Kann wirklich ein erschwingliches Elektroauto mit teuren Batterien im Hochlohn-Deutschland realisiert werden? 15 900 Euro soll der günstigste kleine Viersitzer kosten, im Gegensatz zur Konkurrenz inklusive Akku. In Deutschland werden noch 4000 Euro Elektroautoprämie abgezogen. Davon ließen sich bislang 3000 Vorbesteller und Großkunden wie die Caritas überzeugen. Gut 1000 Privatkunden kamen zur Werkseröffnung und einer ersten Probefahrt.

So wie Rentner Gerhard Lourenco. Seinem Diesel droht in Köln ein Fahrverbot, der Ego Life sei preiswert und er stelle sich eine Photovoltaikanlage zur hauseigenen Fahrstromversorgung aufs Dach. 3,35 Meter Auto reichen ihm.

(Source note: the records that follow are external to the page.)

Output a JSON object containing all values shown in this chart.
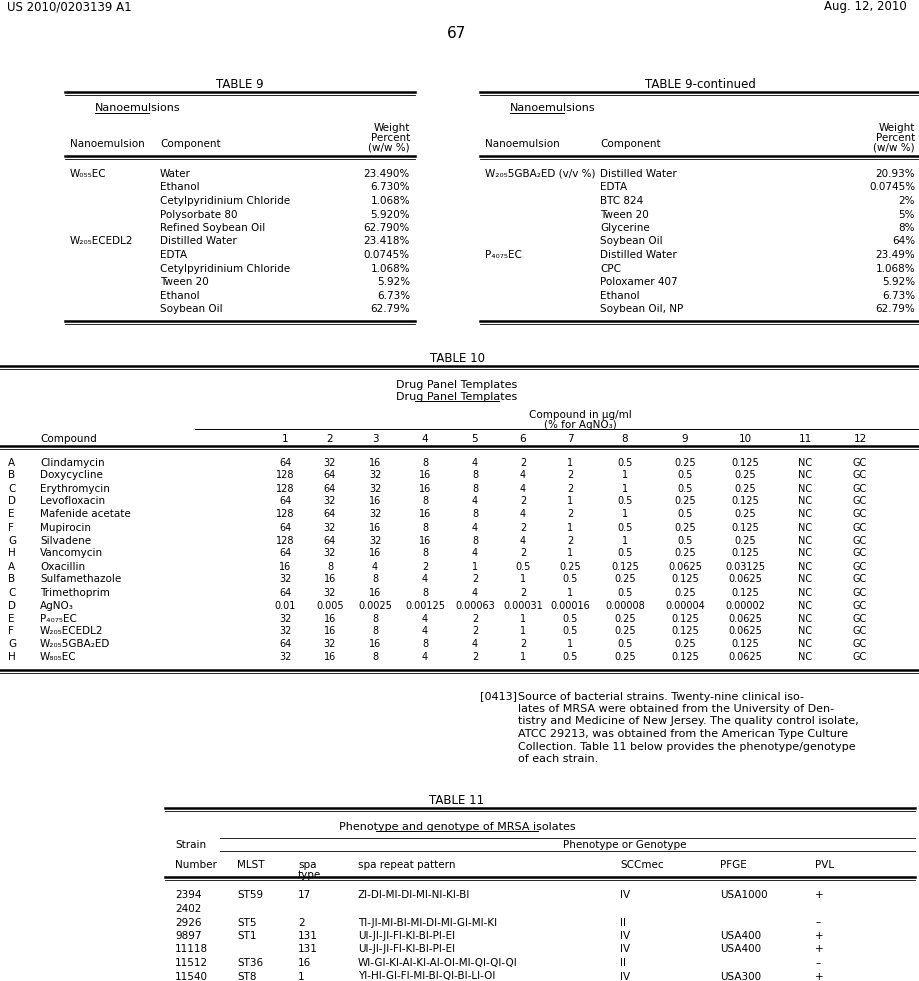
{
  "page_header_left": "US 2010/0203139 A1",
  "page_header_right": "Aug. 12, 2010",
  "page_number": "67",
  "background_color": "#ffffff",
  "table9_title": "TABLE 9",
  "table9_subtitle": "Nanoemulsions",
  "table9_data": [
    [
      "W₀₅₅EC",
      "Water",
      "23.490%"
    ],
    [
      "",
      "Ethanol",
      "6.730%"
    ],
    [
      "",
      "Cetylpyridinium Chloride",
      "1.068%"
    ],
    [
      "",
      "Polysorbate 80",
      "5.920%"
    ],
    [
      "",
      "Refined Soybean Oil",
      "62.790%"
    ],
    [
      "W₂₀₅ECEDL2",
      "Distilled Water",
      "23.418%"
    ],
    [
      "",
      "EDTA",
      "0.0745%"
    ],
    [
      "",
      "Cetylpyridinium Chloride",
      "1.068%"
    ],
    [
      "",
      "Tween 20",
      "5.92%"
    ],
    [
      "",
      "Ethanol",
      "6.73%"
    ],
    [
      "",
      "Soybean Oil",
      "62.79%"
    ]
  ],
  "table9c_title": "TABLE 9-continued",
  "table9c_subtitle": "Nanoemulsions",
  "table9c_data": [
    [
      "W₂₀₅5GBA₂ED (v/v %)",
      "Distilled Water",
      "20.93%"
    ],
    [
      "",
      "EDTA",
      "0.0745%"
    ],
    [
      "",
      "BTC 824",
      "2%"
    ],
    [
      "",
      "Tween 20",
      "5%"
    ],
    [
      "",
      "Glycerine",
      "8%"
    ],
    [
      "",
      "Soybean Oil",
      "64%"
    ],
    [
      "P₄₀₇₅EC",
      "Distilled Water",
      "23.49%"
    ],
    [
      "",
      "CPC",
      "1.068%"
    ],
    [
      "",
      "Poloxamer 407",
      "5.92%"
    ],
    [
      "",
      "Ethanol",
      "6.73%"
    ],
    [
      "",
      "Soybean Oil, NP",
      "62.79%"
    ]
  ],
  "table10_title": "TABLE 10",
  "table10_subtitle1": "Drug Panel Templates",
  "table10_subtitle2": "Drug Panel Templates",
  "table10_row_labels": [
    "A",
    "B",
    "C",
    "D",
    "E",
    "F",
    "G",
    "H",
    "A",
    "B",
    "C",
    "D",
    "E",
    "F",
    "G",
    "H"
  ],
  "table10_data": [
    [
      "Clindamycin",
      "64",
      "32",
      "16",
      "8",
      "4",
      "2",
      "1",
      "0.5",
      "0.25",
      "0.125",
      "NC",
      "GC"
    ],
    [
      "Doxycycline",
      "128",
      "64",
      "32",
      "16",
      "8",
      "4",
      "2",
      "1",
      "0.5",
      "0.25",
      "NC",
      "GC"
    ],
    [
      "Erythromycin",
      "128",
      "64",
      "32",
      "16",
      "8",
      "4",
      "2",
      "1",
      "0.5",
      "0.25",
      "NC",
      "GC"
    ],
    [
      "Levofloxacin",
      "64",
      "32",
      "16",
      "8",
      "4",
      "2",
      "1",
      "0.5",
      "0.25",
      "0.125",
      "NC",
      "GC"
    ],
    [
      "Mafenide acetate",
      "128",
      "64",
      "32",
      "16",
      "8",
      "4",
      "2",
      "1",
      "0.5",
      "0.25",
      "NC",
      "GC"
    ],
    [
      "Mupirocin",
      "64",
      "32",
      "16",
      "8",
      "4",
      "2",
      "1",
      "0.5",
      "0.25",
      "0.125",
      "NC",
      "GC"
    ],
    [
      "Silvadene",
      "128",
      "64",
      "32",
      "16",
      "8",
      "4",
      "2",
      "1",
      "0.5",
      "0.25",
      "NC",
      "GC"
    ],
    [
      "Vancomycin",
      "64",
      "32",
      "16",
      "8",
      "4",
      "2",
      "1",
      "0.5",
      "0.25",
      "0.125",
      "NC",
      "GC"
    ],
    [
      "Oxacillin",
      "16",
      "8",
      "4",
      "2",
      "1",
      "0.5",
      "0.25",
      "0.125",
      "0.0625",
      "0.03125",
      "NC",
      "GC"
    ],
    [
      "Sulfamethazole",
      "32",
      "16",
      "8",
      "4",
      "2",
      "1",
      "0.5",
      "0.25",
      "0.125",
      "0.0625",
      "NC",
      "GC"
    ],
    [
      "Trimethoprim",
      "64",
      "32",
      "16",
      "8",
      "4",
      "2",
      "1",
      "0.5",
      "0.25",
      "0.125",
      "NC",
      "GC"
    ],
    [
      "AgNO₃",
      "0.01",
      "0.005",
      "0.0025",
      "0.00125",
      "0.00063",
      "0.00031",
      "0.00016",
      "0.00008",
      "0.00004",
      "0.00002",
      "NC",
      "GC"
    ],
    [
      "P₄₀₇₅EC",
      "32",
      "16",
      "8",
      "4",
      "2",
      "1",
      "0.5",
      "0.25",
      "0.125",
      "0.0625",
      "NC",
      "GC"
    ],
    [
      "W₂₀₅ECEDL2",
      "32",
      "16",
      "8",
      "4",
      "2",
      "1",
      "0.5",
      "0.25",
      "0.125",
      "0.0625",
      "NC",
      "GC"
    ],
    [
      "W₂₀₅5GBA₂ED",
      "64",
      "32",
      "16",
      "8",
      "4",
      "2",
      "1",
      "0.5",
      "0.25",
      "0.125",
      "NC",
      "GC"
    ],
    [
      "W₈₀₅EC",
      "32",
      "16",
      "8",
      "4",
      "2",
      "1",
      "0.5",
      "0.25",
      "0.125",
      "0.0625",
      "NC",
      "GC"
    ]
  ],
  "paragraph_label": "[0413]",
  "paragraph_lines": [
    "Source of bacterial strains. Twenty-nine clinical iso-",
    "lates of MRSA were obtained from the University of Den-",
    "tistry and Medicine of New Jersey. The quality control isolate,",
    "ATCC 29213, was obtained from the American Type Culture",
    "Collection. Table 11 below provides the phenotype/genotype",
    "of each strain."
  ],
  "table11_title": "TABLE 11",
  "table11_subtitle": "Phenotype and genotype of MRSA isolates",
  "table11_subheader": "Phenotype or Genotype",
  "table11_col_headers": [
    "Number",
    "MLST",
    "spa\ntype",
    "spa repeat pattern",
    "SCCmec",
    "PFGE",
    "PVL"
  ],
  "table11_data": [
    [
      "2394",
      "ST59",
      "17",
      "ZI-DI-MI-DI-MI-NI-KI-BI",
      "IV",
      "USA1000",
      "+"
    ],
    [
      "2402",
      "",
      "",
      "",
      "",
      "",
      ""
    ],
    [
      "2926",
      "ST5",
      "2",
      "TI-JI-MI-BI-MI-DI-MI-GI-MI-KI",
      "II",
      "",
      "–"
    ],
    [
      "9897",
      "ST1",
      "131",
      "UI-JI-JI-FI-KI-BI-PI-EI",
      "IV",
      "USA400",
      "+"
    ],
    [
      "11118",
      "",
      "131",
      "UI-JI-JI-FI-KI-BI-PI-EI",
      "IV",
      "USA400",
      "+"
    ],
    [
      "11512",
      "ST36",
      "16",
      "WI-GI-KI-AI-KI-AI-OI-MI-QI-QI-QI",
      "II",
      "",
      "–"
    ],
    [
      "11540",
      "ST8",
      "1",
      "YI-HI-GI-FI-MI-BI-QI-BI-LI-OI",
      "IV",
      "USA300",
      "+"
    ]
  ]
}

Das Geheimnis des günstigen Preises: Radikale Verschlankung und Umsetzung im Rekordtempo. Schuh sagt: „Es gibt ein halbes Dutzend Maßnahmen, die anders sind als in der Automobilindustrie.“ Die wichtigsten: ein Rahmen aus Alu-Profilen, keine Lackierung, Außenhaut aus Kunststoff, deshalb keine Presswerkzeuge für Karosseriebleche, nur zwei Prozent der normalen Werkzeugkosten. „Wir sind die Industrie-4.0-Fabrik schlechthin“, so Schuh über die 47-Millionen-Euro-Investition in den Ego, mit drei Millionen vom Land gefördert, angeschoben durch den Verkauf des Streetscooter an die Post und in nur 15 Monaten hochgezogen. Die Baugenehmigung von der Stadt Aachen gab es nach vier Wochen.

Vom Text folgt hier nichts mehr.